As some adults progress into more advanced stages of Alzheimer’s Disease, they also have difficulty expressing their needs. It becomes difficult for them to clearly understand their needs although they can still sense discomfort and show it in ways which might not be easy for caretakers to appreciate. Being a good caretaker for someone with this disease takes considerable sensitivity. It also calls for the flexibility to handle the unexpected from day to day with no predictable pattern of good and bad days.
Recently Carol and I visited a couple whom we have known for many years but do not see often due to the many miles between our homes. Our woman friend was diagnosed with Alzheimer’s Disease several years ago. Each time we saw them, we could see the advance in the hold her disease has over her. A once vibrant and alert woman has become wheel-chair bound and has extreme difficulty participating in or even following a conversation.
Her husband accepted the role of chief caretaker for her and has remained in that role for the past few years. It has become necessary to have aides in the house so that he can tend to his own needs as well as their needs as a couple involving contact with the outside world.

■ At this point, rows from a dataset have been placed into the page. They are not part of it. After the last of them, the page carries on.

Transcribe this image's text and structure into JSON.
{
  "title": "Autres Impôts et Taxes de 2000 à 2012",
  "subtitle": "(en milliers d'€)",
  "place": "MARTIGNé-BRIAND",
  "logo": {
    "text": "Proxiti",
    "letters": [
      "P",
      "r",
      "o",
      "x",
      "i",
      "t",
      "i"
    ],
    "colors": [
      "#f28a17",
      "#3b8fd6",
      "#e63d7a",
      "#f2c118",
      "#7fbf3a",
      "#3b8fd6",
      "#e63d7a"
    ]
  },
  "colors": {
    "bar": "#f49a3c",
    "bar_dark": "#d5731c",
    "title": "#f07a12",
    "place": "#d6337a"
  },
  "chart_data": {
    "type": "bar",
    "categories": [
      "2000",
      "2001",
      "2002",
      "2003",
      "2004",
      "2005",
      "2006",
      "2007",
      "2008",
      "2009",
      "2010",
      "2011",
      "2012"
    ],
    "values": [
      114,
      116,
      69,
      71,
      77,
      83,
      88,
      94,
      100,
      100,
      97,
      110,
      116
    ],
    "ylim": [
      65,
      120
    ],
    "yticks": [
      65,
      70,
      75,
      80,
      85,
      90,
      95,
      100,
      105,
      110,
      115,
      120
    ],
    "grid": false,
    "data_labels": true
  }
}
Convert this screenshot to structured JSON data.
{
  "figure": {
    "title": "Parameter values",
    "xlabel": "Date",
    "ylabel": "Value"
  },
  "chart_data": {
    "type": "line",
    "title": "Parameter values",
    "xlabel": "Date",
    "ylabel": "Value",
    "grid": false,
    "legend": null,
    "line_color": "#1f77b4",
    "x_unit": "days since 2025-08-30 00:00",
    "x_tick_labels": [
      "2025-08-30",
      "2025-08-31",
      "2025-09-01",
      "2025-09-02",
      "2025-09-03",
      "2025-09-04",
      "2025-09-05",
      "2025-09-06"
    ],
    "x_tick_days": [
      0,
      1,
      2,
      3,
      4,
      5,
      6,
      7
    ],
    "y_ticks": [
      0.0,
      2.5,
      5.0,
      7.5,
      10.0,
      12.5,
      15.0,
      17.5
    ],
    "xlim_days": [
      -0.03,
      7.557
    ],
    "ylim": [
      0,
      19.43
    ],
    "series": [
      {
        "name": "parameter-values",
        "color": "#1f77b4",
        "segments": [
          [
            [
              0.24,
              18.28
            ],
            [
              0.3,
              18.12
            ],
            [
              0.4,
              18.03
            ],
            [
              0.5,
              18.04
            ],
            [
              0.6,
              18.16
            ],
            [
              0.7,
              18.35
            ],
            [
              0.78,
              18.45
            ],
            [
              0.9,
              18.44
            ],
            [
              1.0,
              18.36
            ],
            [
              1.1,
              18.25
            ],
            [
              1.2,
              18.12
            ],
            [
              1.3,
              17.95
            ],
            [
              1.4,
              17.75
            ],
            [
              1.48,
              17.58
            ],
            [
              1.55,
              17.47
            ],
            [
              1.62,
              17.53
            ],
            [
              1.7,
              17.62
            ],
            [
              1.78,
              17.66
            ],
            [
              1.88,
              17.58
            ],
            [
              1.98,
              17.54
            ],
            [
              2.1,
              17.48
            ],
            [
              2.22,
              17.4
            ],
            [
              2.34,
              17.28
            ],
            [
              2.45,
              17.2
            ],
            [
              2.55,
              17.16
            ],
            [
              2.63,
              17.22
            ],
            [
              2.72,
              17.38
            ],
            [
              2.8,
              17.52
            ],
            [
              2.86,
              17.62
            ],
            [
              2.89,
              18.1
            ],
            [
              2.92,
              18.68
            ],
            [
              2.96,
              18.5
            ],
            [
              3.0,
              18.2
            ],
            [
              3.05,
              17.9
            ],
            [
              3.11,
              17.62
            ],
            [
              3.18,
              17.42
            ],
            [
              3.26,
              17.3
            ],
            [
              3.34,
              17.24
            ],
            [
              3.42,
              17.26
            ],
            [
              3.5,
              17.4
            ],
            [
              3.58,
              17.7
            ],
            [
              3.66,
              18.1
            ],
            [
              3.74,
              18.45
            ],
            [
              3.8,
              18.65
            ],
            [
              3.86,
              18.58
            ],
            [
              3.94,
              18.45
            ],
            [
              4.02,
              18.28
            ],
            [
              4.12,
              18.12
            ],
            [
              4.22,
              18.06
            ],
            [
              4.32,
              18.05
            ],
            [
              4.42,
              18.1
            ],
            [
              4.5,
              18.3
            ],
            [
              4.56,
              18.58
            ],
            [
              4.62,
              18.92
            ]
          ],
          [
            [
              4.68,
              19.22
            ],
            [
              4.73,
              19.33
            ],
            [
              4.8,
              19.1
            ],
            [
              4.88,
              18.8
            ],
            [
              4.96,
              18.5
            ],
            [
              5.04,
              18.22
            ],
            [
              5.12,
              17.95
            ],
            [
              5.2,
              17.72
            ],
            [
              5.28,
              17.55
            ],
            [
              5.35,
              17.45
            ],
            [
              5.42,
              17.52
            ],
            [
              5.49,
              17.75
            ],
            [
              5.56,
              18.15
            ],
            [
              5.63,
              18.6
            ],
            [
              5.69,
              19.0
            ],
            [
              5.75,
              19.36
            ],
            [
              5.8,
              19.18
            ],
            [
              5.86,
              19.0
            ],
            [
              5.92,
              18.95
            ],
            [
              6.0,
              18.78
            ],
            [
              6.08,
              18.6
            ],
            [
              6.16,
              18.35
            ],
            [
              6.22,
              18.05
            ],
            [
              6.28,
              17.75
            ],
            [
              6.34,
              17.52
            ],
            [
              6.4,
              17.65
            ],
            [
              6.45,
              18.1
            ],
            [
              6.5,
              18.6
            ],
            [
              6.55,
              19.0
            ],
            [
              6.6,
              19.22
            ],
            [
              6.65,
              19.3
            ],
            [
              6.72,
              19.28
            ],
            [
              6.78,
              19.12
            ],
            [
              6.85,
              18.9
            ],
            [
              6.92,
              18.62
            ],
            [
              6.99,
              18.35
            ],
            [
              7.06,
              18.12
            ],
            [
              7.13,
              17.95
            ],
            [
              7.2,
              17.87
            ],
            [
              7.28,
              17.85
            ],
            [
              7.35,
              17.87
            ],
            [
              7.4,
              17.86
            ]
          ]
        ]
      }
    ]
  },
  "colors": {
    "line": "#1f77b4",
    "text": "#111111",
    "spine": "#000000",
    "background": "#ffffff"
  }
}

On the way to see them recently, we speculated on what we would find. We were prepared to face her deteriorating condition. While not a surprise, we were both struck by his love and devotion to his spouse in her extreme condition. He showed no indication of feeling sorry for himself. He adapted and responded to her needs with obvious love.
We usually think of love as something mutually shared and appreciated by two people. Love feels best when both people can make an equal contribution to the relationship. Yet there are times such as this one when one lover has very little to give but gives what she has. Her husband is left with the primary responsibility for maintaining their relationship and accepts the challenge lovingly.
While many people in relationships do not face the extremes confronting our friends, I would venture to say that most have faced times when the relationship is unbalanced for various reasons such as illness. One of you might require more effort on the part of your lover or you might be the one from whom more is required. Love means accepting what you lover can give you and providing what your lover needs. Make the best of every day you have together. Be prepared to do what you can when needed.